We agree with these chefs that business owners and Americans everywhere need support and assistance to make it through this crisis. This pandemic is a catastrophic event of such magnitude that only the U.S. government can truly provide the financial assistance needed. Thankfully, the government has and continues to deliver financial relief for Americans. For this reason, insurers have united to recommend a solution in the form of a COVID-19 Business and Employee Continuity and Recovery Fund, which would support businesses affected during this time of heretofore unimaginable business interruption. It is our belief that such a Recovery Fund would facilitate the distribution of federal funds and liquidity to retailers, restaurants, and other enterprises affected during this time of incalculable business interruption.

The insurance industry recognizes how vital small businesses, including those in the restaurant industry, and their employees are to the U.S. economy and is taking action to help mitigate the damage.
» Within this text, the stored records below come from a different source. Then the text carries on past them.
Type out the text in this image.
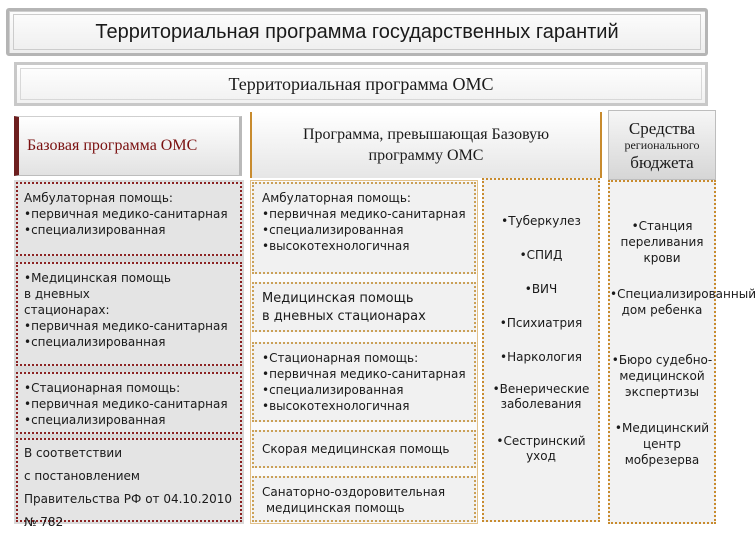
Территориальная программа государственных гарантий
Территориальная программа ОМС
Базовая программа ОМС
Программа, превышающая Базовую программу ОМС
Средства
регионального
бюджета
Амбулаторная помощь:
• первичная медико-санитарная
• специализированная
• Медицинская помощь
в дневных
стационарах:
• первичная медико-санитарная
• специализированная
• Стационарная помощь:
• первичная медико-санитарная
• специализированная
В соответствии
с постановлением
Правительства РФ от 04.10.2010
№ 782
Амбулаторная помощь:
• первичная медико-санитарная
• специализированная
• высокотехнологичная
Медицинская помощь
в дневных стационарах
• Стационарная помощь:
• первичная медико-санитарная
• специализированная
• высокотехнологичная
Скорая медицинская помощь
Санаторно-оздоровительная
медицинская помощь
• Туберкулез
• СПИД
• ВИЧ
• Психиатрия
• Наркология
• Венерические заболевания
• Сестринский уход
• Станция переливания крови
• Специализированный дом ребенка
• Бюро судебно-медицинской экспертизы
• Медицинский центр мобрезерва
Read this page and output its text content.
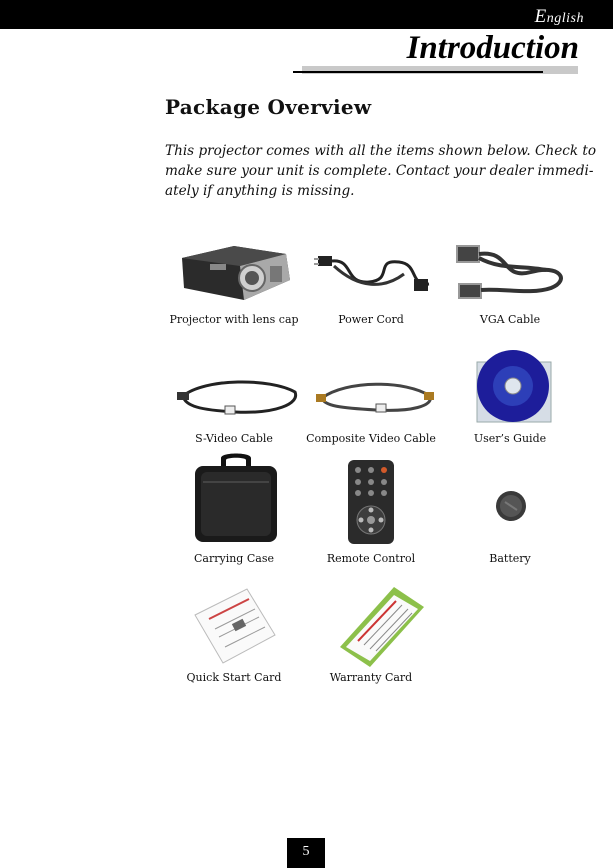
English
Introduction
Package Overview
This projector comes with all the items shown below. Check to
make sure your unit is complete. Contact your dealer immedi-
ately if anything is missing.
Projector with lens cap	Power Cord	VGA Cable
S-Video Cable	Composite Video Cable	User’s Guide
Carrying Case	Remote Control	Battery
Quick Start Card	Warranty Card
5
Insurers have offered immediate and forward-looking solutions such as payment relief and more than $10 billion in premium paybacks. Insurers also are responding to how risks are changing as we practice social distancing to mitigate the effects of COVID-19, by giving customers free identity theft coverage as we work and learn from home while also covering business use of personal vehicles used to deliver food, medical supplies, and other necessities.

Insurance has long been a foundation for times of uncertainty. By pooling risk, insurers guarantee an ability to show up for policyholders in times of need. To protect that foundation, we cannot jeopardize our ability to serve the broader American public by retroactively covering pandemic-related losses for a handful of celebrity chefs. Insurers continue to make communities safer, more productive and more resilient, just as we have for more than 350 years — and hope to do for 350 years more.

Sean Kevelighan is the CEO of the Insurance Information Institute, an insurance industry trade association.